STORIA DI IERI di Diego AngelinoCOPPE EUROPEETOP

BODO/GLIMT-ROMA. “Storia di ieri”, riflessioni del giorno dopo…

di Diego ANGELINO – Questa fa ancora più male. Perché quando prendi Mourinho – ventidue anni dopo un altro numero uno, Capello – pensi che, almeno, serate come quella di ieri non si ripetano più. Soprattutto con un avversario come il Bodo.

Ma, forse, dobbiamo far conto che questo tipo d’imbarcate – da quella maledetta serata di Manchester del 2007 – ci sia penetrato nel DNA.

Avevamo sperato che l’audio “rubato” di Mancini – il quale, il giorno prima della gara, identificava il match di ieri come punizione per lo scorso mediocre campionato – fosse una matura presa di consapevolezza del gruppo. Evidentemente così non è stato.

Prendo spunto da Mancini, tra l’altro ieri non imputabile in quanto assente: che la proprietà rimandi a fine stagione qualunque tipo di discorso su rinnovi/adeguamenti contrattuali di qualsivoglia giocatore, citando questa “bella” serata come motivazione.

Le scelte iniziali di Mourinho ci avevano dato da pensare: “Troppo”. Uno, però, pensa che il portoghese abbia ponderato il rischio. E secondo me lo ha fatto, anche prendendo in considerazione l’idea di perdere in Norvegia. Non aveva però, di certo, ipotizzato che la squadra uscisse dal campo sul 3-1.

Le riserve: in difficoltà per qualità e per costante disistima dell’allenatore, riescono solo ad amplificare le loro mancanze, una volta trovatesi a giocare tutte insieme.

A mio avviso, ci sono però dei distinguo: tra chi quasi non sembra un calciatore (Reynolds); chi appare già lontano da Roma, almeno con la testa (Villar, Borja Mayoral); chi non fa nulla di diverso rispetto a quanto già visto nei due anni precedenti (Diawara, Carles Perez); chi va recuperato (Kumbulla), non fosse altro per l’età e l’esborso in sede di acquisto; chi è ancora acerbo (Calafiori, Darboe).

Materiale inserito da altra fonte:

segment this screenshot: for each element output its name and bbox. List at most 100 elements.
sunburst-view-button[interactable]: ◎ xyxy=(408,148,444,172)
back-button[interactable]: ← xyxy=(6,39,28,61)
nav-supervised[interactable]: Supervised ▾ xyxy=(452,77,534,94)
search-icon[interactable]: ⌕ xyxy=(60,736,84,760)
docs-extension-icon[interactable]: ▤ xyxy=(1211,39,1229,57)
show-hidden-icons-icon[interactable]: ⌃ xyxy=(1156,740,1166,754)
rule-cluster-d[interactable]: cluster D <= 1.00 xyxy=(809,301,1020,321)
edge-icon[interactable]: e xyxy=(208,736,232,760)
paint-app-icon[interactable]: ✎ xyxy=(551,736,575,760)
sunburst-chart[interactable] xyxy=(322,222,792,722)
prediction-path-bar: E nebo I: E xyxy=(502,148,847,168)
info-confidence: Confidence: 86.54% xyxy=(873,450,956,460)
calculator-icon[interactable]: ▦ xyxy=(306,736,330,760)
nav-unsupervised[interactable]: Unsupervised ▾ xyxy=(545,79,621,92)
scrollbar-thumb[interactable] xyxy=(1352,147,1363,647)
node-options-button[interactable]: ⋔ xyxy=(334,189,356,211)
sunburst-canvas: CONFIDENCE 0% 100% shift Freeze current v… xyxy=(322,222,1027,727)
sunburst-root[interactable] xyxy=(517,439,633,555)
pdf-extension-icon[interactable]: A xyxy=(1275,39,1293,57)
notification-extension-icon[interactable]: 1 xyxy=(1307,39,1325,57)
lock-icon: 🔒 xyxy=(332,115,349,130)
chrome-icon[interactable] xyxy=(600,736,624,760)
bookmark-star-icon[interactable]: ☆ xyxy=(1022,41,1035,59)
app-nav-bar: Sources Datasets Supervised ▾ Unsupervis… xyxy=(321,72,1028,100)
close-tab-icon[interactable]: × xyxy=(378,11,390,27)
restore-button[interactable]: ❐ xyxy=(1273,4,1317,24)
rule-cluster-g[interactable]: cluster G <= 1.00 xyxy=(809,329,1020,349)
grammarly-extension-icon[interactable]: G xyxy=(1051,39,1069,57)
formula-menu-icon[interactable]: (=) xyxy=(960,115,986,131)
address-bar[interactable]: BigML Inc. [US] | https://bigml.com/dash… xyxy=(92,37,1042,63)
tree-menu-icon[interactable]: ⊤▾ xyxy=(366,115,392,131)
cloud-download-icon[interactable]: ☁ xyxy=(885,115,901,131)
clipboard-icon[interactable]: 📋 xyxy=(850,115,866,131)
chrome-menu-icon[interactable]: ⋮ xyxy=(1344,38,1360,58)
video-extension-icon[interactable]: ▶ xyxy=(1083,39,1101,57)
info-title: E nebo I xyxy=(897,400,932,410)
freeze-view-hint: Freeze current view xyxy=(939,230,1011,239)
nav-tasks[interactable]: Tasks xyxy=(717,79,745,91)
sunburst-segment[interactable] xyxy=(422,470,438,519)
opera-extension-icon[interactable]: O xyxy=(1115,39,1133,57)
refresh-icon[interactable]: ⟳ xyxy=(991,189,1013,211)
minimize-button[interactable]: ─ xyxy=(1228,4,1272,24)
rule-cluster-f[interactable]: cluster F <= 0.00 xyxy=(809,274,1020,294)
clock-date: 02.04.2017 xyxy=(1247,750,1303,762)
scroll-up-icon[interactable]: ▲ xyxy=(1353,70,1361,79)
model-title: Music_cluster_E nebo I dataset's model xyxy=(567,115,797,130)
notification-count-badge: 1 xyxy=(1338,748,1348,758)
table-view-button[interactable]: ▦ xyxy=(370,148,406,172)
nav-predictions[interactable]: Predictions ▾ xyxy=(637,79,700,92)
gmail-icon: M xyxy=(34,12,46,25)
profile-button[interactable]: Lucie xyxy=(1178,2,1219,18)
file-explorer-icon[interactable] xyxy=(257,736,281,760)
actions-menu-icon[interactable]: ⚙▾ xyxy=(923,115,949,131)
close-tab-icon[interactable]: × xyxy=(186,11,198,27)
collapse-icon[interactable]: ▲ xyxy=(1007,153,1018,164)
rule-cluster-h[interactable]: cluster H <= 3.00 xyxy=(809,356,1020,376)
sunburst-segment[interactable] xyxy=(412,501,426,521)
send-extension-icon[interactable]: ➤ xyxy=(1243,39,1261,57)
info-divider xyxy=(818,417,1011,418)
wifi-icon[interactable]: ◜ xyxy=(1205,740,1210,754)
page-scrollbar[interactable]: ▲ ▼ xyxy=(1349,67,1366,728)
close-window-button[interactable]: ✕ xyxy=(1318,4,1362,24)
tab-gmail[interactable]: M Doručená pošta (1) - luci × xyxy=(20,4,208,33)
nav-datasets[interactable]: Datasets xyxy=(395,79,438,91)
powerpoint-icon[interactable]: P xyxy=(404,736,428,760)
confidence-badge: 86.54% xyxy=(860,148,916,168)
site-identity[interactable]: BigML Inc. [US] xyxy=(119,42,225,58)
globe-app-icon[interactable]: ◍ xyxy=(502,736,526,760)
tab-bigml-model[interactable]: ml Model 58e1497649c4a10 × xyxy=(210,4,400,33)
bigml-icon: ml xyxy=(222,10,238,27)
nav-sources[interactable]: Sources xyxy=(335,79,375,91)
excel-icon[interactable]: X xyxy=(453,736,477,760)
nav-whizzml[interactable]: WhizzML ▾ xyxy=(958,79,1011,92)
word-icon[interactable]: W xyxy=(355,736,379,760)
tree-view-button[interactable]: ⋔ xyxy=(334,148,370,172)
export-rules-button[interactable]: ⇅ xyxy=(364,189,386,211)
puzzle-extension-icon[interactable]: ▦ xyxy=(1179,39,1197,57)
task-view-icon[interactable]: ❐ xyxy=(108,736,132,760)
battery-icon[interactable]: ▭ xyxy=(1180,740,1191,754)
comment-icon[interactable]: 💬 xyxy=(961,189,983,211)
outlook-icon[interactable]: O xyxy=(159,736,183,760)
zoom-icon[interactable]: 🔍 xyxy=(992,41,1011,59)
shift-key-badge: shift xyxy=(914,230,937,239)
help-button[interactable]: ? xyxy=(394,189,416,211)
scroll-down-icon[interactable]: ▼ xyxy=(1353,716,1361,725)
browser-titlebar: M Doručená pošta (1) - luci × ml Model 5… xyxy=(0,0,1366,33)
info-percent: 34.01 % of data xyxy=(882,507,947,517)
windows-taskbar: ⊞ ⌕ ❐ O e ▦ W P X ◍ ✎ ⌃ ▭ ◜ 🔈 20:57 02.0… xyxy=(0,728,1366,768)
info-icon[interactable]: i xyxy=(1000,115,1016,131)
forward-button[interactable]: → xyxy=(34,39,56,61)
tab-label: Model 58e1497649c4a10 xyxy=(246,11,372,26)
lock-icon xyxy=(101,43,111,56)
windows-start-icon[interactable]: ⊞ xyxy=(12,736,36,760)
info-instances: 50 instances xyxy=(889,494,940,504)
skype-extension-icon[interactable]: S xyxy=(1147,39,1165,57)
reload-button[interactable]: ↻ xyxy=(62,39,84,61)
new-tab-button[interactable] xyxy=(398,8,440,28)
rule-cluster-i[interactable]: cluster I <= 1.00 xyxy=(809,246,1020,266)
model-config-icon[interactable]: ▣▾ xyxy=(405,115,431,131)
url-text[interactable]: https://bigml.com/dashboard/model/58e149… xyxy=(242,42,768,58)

Mourinho fa bene o male o scaricare del tutto parte della rosa, andando in contrasto pure con Tiago Pinto? A mio avviso fa benissimo se l’obiettivo è, davvero, quello di alzare il livello per competere seriamente.

Oggi sono state rintracciate le parole, più o meno identiche, che disse dopo un’eliminazione dalla Coppa Italia della sua prima Inter: parliamo del marzo 2009.

Chi ha memoria romanista ricorda Capello in un Roma-Udinese 1-1 dell’aprile 2000: “Mi giro in panchina e non vedo nessuno”, l’eloquente lamentela di Don Fabio, che pochi mesi dopo vedrà arrivare Emerson, Samuel e Batistuta alla sua corte. I grandi allenatori sono così (e pensate alle parole del Conte juventino prima e interista poi).

Ciò che adesso però viene meno per Mourinho – e, ancor di più, per i Friedkin – è il tempo: una sconfitta così incide drasticamente sulle attese e riduce, anzi azzera, gli alibi. Per tutti.